The key points across the consultation are set out below along with reference paragraph numbers in the response for the detail:
- The CLA supports a strategic Land Use Framework that tests the feasibility and long-term effects of government plans and policies. There must be ongoing monitoring and reporting, of land use change and flexible policy responses to adapt to new circumstances.
- National datasets are rarely accurate at field level, so a process is needed that takes account of landowners’ and land managers’ expertise and knowledge. Defra must address concerns about data ownership, sharing, misuse and privacy and develop safeguards.
- There must be assurances that the deployment at national, regional and local level will not become prescriptive of bureaucratic, or result in zoning that could stifle economic and environmental development and innovation, instead of opening opportunities.
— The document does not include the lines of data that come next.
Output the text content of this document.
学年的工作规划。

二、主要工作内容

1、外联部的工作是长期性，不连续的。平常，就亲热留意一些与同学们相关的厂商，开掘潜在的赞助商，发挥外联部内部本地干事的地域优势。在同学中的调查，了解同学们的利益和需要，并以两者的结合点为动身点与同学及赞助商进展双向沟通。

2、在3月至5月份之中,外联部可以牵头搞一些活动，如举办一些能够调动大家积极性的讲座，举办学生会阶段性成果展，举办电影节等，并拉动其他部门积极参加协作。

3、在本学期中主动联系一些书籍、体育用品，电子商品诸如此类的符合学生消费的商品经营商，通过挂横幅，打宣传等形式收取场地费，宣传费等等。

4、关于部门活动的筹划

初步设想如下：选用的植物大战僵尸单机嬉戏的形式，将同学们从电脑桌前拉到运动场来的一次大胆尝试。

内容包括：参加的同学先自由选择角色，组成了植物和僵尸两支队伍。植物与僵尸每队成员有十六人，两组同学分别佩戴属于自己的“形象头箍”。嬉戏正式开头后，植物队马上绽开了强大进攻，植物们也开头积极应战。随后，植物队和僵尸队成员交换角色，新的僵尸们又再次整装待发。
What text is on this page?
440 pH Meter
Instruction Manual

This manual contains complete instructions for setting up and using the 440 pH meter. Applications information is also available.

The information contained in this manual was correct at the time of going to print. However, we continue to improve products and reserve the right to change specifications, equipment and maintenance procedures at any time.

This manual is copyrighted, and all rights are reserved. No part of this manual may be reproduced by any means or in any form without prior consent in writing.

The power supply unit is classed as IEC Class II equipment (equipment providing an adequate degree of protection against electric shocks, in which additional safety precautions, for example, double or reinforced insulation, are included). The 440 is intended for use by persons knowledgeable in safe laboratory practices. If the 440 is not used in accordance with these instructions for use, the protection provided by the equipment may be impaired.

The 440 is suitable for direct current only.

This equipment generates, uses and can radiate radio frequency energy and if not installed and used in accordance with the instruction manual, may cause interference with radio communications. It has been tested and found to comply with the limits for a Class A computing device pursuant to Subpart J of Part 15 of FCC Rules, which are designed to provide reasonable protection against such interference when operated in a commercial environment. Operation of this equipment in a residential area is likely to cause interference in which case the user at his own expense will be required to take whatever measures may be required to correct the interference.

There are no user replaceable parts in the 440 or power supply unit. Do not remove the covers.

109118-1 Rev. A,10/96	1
The CLA has suggested an additional principle to reflect the intent of supporting decision-making, not imposing.
- Protecting agricultural land for future food security is important but it requires a flexible approach that considers changing climate, farming systems and societal needs, rather than simple designation.
- Land use for farming, woodland and environment should not be part of the planning system, as there are already sufficient controls.
- There needs to be long-term stability in government policies and schemes to support land use change if landowners and managers are to have the confidence to deliver at the scale needed, and delivery on the governments environmental commitments. This should include innovative approaches to building skills that make best use of the mapping information for on-farm and local planning.
- While the CLA welcomes the land use consultation and forthcoming Framework, it is unlikely to solve all the problems. Many decisions on land use come down to a judgement that balances a range of factors, whether formally through the planning system or within individual businesses. It is essential that landowners and managers have the autonomy to make the right decision on land use for their business.